How to save our NHS – Part 2

A minor waste of money – this introduction to our NHS in Gujarati is also available in many other languages including Somali

The real scandal of PFI (Private Finance Initiative) isn’t the lightbulbs.

It’s the massive long-term interest payments.

That’s why £60 Billion of PFI hospital investment will in the end cost the British taxpayer a criminal £250 Billion.

Under PFI schemes, private firms paid for the building of new hospitals, with trusts repaying them over 30 or more years, with massive interest payments and service charges.

While the Conservatives have been quick to slam Labour over this news, they are in reality in no position to throw stones in this particular glasshouse.

That’s because, although PFI was rolled out on a giant scale by the Blair regime, it was a stealth-privatisation scam first introduced under John Major’s Tory government in 1992.

So both main parties are to blame for this massive fraud against the public purse – as are the greedy corporations that exploited the corruption and stupidity of the Tories and Labour alike.

What’s the answer?

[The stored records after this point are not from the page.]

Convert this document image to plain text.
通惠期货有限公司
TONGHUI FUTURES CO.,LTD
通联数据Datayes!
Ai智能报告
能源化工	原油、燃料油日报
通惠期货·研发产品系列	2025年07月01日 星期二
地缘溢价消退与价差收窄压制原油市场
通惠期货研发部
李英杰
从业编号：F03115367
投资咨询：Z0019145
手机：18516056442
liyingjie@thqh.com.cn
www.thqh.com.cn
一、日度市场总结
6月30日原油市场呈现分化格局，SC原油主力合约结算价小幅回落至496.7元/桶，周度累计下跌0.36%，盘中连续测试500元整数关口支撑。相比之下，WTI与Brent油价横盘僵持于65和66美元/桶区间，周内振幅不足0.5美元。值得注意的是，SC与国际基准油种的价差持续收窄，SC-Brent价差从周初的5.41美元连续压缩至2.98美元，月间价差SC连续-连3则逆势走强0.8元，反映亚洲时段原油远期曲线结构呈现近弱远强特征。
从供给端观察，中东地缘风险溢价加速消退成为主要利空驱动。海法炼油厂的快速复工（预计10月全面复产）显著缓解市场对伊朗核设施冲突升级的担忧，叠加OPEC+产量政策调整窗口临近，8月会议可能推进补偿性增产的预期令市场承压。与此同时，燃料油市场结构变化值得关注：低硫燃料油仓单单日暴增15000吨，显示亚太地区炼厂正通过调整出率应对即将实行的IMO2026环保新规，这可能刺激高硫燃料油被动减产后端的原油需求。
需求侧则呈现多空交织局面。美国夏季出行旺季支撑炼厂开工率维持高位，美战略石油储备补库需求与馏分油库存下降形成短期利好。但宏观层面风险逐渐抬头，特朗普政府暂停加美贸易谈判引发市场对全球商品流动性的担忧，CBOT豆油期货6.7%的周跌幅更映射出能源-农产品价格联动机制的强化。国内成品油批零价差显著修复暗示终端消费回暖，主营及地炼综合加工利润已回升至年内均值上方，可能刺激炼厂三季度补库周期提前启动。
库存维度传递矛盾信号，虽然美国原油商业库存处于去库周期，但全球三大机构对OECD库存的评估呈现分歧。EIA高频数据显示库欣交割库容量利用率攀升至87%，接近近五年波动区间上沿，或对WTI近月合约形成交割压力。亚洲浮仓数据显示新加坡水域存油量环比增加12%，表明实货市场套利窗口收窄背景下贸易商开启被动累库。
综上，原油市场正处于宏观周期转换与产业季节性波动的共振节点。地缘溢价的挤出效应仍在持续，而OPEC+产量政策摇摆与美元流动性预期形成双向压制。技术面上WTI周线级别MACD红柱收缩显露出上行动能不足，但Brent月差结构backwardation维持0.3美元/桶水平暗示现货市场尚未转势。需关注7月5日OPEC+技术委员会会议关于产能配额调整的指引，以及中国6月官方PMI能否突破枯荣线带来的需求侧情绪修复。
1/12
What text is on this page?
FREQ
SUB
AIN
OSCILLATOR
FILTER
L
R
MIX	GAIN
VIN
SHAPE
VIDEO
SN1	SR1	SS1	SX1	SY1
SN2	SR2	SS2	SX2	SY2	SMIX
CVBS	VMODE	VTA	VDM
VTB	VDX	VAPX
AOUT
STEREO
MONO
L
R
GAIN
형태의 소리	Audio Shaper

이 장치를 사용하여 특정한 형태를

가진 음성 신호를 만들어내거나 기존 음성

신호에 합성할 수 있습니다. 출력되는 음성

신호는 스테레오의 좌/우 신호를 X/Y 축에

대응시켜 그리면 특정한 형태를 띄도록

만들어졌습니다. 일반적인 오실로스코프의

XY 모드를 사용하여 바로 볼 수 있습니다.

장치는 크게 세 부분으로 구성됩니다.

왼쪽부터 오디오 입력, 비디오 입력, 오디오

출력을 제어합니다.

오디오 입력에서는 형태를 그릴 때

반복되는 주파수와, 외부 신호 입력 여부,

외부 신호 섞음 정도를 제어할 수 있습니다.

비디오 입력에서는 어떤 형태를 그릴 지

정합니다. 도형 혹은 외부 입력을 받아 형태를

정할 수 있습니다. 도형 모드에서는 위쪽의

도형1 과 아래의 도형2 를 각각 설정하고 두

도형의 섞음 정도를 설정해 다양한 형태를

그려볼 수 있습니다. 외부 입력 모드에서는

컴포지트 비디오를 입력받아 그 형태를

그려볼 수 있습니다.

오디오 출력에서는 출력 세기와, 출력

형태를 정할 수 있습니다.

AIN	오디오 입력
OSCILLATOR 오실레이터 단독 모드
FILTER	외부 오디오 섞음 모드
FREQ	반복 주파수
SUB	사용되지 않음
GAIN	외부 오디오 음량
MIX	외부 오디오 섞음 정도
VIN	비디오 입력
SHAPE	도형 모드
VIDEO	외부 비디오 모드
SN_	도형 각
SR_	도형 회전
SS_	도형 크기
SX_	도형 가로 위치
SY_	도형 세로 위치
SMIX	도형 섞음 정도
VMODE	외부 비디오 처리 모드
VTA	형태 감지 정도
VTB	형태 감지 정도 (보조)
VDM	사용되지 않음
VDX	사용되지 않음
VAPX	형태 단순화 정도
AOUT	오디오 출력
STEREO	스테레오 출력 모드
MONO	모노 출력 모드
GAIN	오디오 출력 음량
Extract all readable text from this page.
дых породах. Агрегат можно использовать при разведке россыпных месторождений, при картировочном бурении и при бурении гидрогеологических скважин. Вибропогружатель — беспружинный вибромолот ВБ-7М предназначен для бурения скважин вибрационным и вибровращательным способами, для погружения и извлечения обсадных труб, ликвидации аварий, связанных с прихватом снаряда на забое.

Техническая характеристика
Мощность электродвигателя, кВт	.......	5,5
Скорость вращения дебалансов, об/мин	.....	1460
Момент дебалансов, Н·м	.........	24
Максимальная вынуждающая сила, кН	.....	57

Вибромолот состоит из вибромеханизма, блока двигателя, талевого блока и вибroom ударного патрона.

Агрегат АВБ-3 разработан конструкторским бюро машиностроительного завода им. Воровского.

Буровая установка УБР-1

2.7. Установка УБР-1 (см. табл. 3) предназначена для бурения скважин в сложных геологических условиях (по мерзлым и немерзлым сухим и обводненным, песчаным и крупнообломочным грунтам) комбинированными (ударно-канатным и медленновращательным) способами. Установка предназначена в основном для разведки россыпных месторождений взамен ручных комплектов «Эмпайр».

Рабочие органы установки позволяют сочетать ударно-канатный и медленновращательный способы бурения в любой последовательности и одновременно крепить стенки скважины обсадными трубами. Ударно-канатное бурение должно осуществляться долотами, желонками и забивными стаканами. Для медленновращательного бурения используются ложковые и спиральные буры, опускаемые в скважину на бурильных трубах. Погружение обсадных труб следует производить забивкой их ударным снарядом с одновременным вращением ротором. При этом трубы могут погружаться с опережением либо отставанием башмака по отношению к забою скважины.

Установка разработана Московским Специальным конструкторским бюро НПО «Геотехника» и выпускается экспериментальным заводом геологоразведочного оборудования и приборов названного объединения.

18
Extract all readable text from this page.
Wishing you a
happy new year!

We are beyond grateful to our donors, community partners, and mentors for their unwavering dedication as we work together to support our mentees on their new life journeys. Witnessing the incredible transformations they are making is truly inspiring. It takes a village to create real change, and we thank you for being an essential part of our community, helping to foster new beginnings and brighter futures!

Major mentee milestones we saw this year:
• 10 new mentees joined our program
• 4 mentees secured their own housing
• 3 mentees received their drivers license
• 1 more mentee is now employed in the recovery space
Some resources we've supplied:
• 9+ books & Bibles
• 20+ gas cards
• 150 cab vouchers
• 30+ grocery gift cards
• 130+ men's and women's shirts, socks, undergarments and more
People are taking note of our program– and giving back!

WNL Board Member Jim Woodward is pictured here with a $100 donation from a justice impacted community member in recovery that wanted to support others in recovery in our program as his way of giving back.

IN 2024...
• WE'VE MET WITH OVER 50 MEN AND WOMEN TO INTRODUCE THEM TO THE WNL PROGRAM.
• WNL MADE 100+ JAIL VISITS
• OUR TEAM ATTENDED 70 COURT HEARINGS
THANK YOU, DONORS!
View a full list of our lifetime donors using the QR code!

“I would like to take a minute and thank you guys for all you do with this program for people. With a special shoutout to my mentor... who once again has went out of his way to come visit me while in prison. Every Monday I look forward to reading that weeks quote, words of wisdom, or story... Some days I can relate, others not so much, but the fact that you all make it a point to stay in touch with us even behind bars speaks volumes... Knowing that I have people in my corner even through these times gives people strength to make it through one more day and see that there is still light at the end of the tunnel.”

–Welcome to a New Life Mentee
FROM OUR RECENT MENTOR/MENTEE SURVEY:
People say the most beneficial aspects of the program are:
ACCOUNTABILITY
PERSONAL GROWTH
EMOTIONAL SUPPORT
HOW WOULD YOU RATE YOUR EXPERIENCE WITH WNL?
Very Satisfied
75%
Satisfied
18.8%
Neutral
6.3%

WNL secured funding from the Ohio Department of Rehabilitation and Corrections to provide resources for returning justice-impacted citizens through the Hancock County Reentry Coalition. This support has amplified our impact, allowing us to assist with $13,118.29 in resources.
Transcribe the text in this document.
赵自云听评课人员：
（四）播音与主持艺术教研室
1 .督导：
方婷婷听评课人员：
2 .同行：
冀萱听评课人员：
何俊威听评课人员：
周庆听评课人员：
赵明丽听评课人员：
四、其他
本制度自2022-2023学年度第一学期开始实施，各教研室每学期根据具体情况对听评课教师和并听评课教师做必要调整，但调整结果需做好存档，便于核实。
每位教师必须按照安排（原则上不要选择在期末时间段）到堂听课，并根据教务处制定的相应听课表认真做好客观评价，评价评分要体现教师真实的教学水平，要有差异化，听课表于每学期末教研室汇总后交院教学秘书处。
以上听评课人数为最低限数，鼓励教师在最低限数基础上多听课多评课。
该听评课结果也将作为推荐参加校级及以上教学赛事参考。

Not bailouts or renegotiations.

Why should we renegotiate contracts that were criminal in the first place? PFI was fraudulent from start to finish.

The politicians who set up the deals should face criminal charges of malfeasance in public office. Where they ended up on the boards of companies that profited from the deals they should also face corruption charges and the seizure of assets.

The corporations that dived into the trough should also be penalised.

All PFI contracts should be ripped up, with affordable (for the taxpayer) repayment schedules being set up to return to them their genuine original investment capital (minus the rip-off charges already levied), but no payments being made for interest or other fees.